Comments on NIST Draft SP 800-160

[I emailed these comments to NIST last week. I've never read NIST standards documents before, so my response may be entirely naive, but since it is my tax dollars at work, I thought I'd put in my two cents.]

Subject: Draft SP 800-160 Comments

I read with great interest the DRAFT Systems Security Engineering: An Integrated Approach to Building Trustworthy Resilient Systems http://csrc.nist.gov/publications/PubsDrafts.html#800-160

I'd like to comment on two sections, "2.3.4 Security Risk Management" and "Chapter 3: Lifecycle".

2.3.4 Security Risk Management

This discusses ways to deal with risk: Avoid, Accept, Mitigate, Transfer. This is a very traditional view of risk. It would be more foreward thinking for the document to explain that avoiding risk increases risk over time when it causes people to get out of practice on how to handle the situation when it does arise. This means avoiding a risk adds risk!

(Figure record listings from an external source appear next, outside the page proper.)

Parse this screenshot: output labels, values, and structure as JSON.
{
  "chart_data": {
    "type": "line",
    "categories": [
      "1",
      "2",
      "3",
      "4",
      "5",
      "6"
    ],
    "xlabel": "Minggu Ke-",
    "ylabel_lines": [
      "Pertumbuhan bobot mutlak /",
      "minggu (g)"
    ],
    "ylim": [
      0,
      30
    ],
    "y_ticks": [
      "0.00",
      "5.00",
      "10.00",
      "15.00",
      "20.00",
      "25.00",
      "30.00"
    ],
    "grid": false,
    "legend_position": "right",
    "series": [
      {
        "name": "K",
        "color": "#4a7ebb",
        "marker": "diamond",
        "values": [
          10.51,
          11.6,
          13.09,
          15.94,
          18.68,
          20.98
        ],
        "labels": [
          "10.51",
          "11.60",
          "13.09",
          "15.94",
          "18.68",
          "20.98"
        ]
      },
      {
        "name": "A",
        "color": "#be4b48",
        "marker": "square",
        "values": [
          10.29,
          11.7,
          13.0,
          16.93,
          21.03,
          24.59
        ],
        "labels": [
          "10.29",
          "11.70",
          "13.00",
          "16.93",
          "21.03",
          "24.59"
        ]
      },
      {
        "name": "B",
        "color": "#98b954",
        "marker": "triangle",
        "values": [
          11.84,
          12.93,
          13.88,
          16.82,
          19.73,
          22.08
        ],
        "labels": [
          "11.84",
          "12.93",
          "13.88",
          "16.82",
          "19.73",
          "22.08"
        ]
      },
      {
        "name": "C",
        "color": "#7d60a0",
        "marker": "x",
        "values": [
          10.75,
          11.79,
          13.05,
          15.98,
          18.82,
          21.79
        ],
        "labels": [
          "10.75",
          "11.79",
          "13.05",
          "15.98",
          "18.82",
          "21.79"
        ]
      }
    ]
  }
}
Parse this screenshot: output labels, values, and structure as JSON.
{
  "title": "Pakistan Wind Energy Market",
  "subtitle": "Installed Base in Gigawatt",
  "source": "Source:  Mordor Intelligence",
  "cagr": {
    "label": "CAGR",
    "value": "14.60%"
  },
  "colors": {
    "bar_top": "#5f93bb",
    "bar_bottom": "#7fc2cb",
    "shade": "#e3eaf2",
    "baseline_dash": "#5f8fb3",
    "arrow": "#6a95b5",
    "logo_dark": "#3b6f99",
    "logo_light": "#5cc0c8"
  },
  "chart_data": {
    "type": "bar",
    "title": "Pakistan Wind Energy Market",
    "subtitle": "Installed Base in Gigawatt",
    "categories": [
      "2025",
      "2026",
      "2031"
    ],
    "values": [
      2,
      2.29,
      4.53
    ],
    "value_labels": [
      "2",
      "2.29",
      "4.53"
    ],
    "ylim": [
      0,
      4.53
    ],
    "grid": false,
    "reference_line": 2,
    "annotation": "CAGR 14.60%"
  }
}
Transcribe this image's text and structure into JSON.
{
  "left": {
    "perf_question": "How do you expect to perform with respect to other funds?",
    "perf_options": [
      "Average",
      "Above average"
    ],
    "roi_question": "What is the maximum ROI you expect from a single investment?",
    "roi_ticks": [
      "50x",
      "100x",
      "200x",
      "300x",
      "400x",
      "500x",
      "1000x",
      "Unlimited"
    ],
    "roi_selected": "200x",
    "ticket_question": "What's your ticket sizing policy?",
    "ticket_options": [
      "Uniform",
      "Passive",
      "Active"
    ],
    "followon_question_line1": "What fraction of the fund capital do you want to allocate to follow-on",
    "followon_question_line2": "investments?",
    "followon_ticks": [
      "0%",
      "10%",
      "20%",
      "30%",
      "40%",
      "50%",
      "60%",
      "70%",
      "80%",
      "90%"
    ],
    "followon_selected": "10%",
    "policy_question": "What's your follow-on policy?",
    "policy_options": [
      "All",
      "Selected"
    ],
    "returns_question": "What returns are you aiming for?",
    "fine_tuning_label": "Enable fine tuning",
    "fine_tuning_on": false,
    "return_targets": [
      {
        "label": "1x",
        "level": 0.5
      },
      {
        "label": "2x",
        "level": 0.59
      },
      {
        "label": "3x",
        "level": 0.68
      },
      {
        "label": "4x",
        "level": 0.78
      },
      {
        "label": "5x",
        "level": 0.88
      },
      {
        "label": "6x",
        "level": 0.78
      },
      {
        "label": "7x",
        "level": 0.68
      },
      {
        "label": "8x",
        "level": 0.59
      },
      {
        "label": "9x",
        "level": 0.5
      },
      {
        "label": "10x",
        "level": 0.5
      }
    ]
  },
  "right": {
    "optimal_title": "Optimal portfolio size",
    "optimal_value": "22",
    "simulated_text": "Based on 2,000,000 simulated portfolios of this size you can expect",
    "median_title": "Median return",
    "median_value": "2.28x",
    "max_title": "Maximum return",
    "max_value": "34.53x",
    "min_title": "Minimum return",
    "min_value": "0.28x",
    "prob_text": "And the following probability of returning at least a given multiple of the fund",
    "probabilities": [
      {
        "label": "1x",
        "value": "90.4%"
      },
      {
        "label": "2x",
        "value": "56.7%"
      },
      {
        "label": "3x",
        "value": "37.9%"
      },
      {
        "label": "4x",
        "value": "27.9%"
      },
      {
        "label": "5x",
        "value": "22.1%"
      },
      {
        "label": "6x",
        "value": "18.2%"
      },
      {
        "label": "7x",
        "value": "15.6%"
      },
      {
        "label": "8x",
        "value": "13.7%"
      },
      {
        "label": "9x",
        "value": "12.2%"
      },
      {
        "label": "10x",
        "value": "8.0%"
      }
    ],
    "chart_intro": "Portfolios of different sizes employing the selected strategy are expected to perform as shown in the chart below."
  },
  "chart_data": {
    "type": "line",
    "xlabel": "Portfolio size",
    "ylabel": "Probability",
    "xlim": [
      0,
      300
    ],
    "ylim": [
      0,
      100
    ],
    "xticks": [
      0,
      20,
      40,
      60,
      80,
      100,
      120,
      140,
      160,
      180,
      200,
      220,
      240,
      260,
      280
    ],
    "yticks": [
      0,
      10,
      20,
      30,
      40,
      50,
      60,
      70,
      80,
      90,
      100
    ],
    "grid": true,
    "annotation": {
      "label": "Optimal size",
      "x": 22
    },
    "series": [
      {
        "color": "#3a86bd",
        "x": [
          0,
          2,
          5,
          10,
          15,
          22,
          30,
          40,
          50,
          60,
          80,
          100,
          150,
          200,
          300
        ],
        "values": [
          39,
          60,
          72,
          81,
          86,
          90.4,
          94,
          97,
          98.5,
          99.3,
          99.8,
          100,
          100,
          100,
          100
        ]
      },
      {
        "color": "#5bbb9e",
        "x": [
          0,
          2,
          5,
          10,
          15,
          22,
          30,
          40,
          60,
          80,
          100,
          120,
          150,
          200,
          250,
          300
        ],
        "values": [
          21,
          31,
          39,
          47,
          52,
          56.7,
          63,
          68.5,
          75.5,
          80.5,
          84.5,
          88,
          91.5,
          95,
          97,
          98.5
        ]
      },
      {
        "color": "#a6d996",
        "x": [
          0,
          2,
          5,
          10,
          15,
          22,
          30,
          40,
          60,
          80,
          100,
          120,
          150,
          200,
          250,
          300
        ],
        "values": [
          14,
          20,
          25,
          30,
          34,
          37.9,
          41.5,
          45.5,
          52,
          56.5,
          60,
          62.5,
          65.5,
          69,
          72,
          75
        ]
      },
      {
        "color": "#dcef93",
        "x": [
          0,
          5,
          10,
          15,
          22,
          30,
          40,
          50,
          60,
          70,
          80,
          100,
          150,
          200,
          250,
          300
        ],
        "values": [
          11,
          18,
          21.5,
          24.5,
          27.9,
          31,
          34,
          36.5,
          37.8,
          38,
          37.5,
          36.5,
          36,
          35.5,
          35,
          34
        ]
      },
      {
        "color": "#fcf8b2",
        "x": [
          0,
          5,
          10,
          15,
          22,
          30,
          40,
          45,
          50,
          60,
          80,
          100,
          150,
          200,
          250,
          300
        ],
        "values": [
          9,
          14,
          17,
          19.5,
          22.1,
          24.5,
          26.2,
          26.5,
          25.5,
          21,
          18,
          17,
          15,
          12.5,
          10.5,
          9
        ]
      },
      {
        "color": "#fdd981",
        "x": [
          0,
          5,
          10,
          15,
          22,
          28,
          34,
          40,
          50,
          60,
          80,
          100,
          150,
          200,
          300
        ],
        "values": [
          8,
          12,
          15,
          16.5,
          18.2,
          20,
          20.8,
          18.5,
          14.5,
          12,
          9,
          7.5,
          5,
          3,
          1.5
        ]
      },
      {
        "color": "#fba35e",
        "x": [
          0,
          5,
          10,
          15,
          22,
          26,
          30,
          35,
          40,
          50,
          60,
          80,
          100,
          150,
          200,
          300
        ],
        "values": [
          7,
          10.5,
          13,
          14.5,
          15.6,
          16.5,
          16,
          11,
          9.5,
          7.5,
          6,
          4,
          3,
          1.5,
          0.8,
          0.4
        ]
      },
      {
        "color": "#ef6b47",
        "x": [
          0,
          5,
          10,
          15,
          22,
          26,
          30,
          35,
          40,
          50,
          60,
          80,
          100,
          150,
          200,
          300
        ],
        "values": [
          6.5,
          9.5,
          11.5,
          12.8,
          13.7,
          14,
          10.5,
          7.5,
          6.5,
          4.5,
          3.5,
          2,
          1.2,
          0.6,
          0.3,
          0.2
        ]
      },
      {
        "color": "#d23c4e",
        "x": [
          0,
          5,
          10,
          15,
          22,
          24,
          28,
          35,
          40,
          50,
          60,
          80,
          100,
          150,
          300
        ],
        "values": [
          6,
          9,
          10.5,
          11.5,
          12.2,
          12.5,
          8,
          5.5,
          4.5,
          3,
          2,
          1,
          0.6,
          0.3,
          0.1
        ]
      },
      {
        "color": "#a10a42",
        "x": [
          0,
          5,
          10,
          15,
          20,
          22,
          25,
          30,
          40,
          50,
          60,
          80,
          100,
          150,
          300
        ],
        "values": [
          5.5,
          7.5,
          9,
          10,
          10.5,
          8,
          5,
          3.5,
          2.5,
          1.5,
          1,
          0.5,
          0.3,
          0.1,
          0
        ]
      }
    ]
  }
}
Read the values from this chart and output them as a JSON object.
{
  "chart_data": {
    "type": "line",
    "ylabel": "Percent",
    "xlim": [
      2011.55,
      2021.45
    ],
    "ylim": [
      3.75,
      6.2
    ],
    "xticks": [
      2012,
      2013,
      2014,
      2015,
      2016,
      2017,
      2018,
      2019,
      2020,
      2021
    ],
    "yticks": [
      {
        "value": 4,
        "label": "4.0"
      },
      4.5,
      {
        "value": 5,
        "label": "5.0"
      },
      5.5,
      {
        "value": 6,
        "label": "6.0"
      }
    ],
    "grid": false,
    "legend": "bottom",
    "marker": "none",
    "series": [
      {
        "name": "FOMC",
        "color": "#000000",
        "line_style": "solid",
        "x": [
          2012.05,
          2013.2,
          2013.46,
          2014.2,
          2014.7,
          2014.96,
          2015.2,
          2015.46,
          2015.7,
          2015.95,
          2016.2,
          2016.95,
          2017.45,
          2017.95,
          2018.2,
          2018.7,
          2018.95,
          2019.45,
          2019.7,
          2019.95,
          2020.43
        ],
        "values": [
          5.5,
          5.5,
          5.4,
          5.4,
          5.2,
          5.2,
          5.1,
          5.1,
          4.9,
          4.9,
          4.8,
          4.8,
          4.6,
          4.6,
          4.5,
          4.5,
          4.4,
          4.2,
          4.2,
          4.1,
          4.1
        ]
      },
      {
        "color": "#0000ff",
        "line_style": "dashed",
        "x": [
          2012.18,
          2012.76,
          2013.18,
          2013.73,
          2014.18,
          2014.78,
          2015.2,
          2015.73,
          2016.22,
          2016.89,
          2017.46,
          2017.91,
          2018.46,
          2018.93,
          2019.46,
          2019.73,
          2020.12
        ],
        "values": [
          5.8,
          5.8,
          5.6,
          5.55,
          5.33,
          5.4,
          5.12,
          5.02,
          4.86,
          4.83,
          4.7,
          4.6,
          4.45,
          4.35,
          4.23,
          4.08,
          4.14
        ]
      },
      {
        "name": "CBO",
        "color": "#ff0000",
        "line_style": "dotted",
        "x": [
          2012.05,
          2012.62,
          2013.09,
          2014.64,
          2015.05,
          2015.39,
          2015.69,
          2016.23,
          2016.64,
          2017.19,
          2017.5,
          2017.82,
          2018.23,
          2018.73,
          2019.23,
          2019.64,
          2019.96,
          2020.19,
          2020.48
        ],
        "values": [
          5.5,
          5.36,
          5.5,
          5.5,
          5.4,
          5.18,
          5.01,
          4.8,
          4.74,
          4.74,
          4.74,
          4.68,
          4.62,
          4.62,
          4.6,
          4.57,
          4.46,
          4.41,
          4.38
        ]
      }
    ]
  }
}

For example consider the typical situation where, sadly, an upgrade process causes an outage. There are two paths one can take: (1) Avoidance: In the future avoid any any and all upgrades. (2) Increase: Do the process weekly until the process can be done seamlessly and all staff are fully trained at doing it.

The military understands this. They conduct drills constantly to maintain high skill levels and to flush out processes

I realize that 2.3.4 is describing a different kind of risk, but I'm sure there is some kind of analog can be found. For example, there are certain risks that we accept. If we accept it in one situation, we get out of practice on how to handle when that risk fails. However if we take that same kind of risk in many places, it becomes more apparent how to handle it better, mass-produce the situation, and that leads to dealing with it better. For example I used to keep private keys unencrypted on web servers because this was an acceptable risk. Eventually I had done that so many times that it became worthwhile to establish a key-store that would let me mass produce the process of distributing private keys. I can now change private keys globally very quickly. The system has better logging and such, which lets me track key use better and make smarter decisions. For example, I now am less likely to let a key be used past its expiration date. If I had avoided the risk, I would never had lead to a better way to manage the risk.

Chapter 3: Lifecycle

This section is very complete on the topics it covers but information is lacking with respect to the most important part of a system's lifecycle: upgrades.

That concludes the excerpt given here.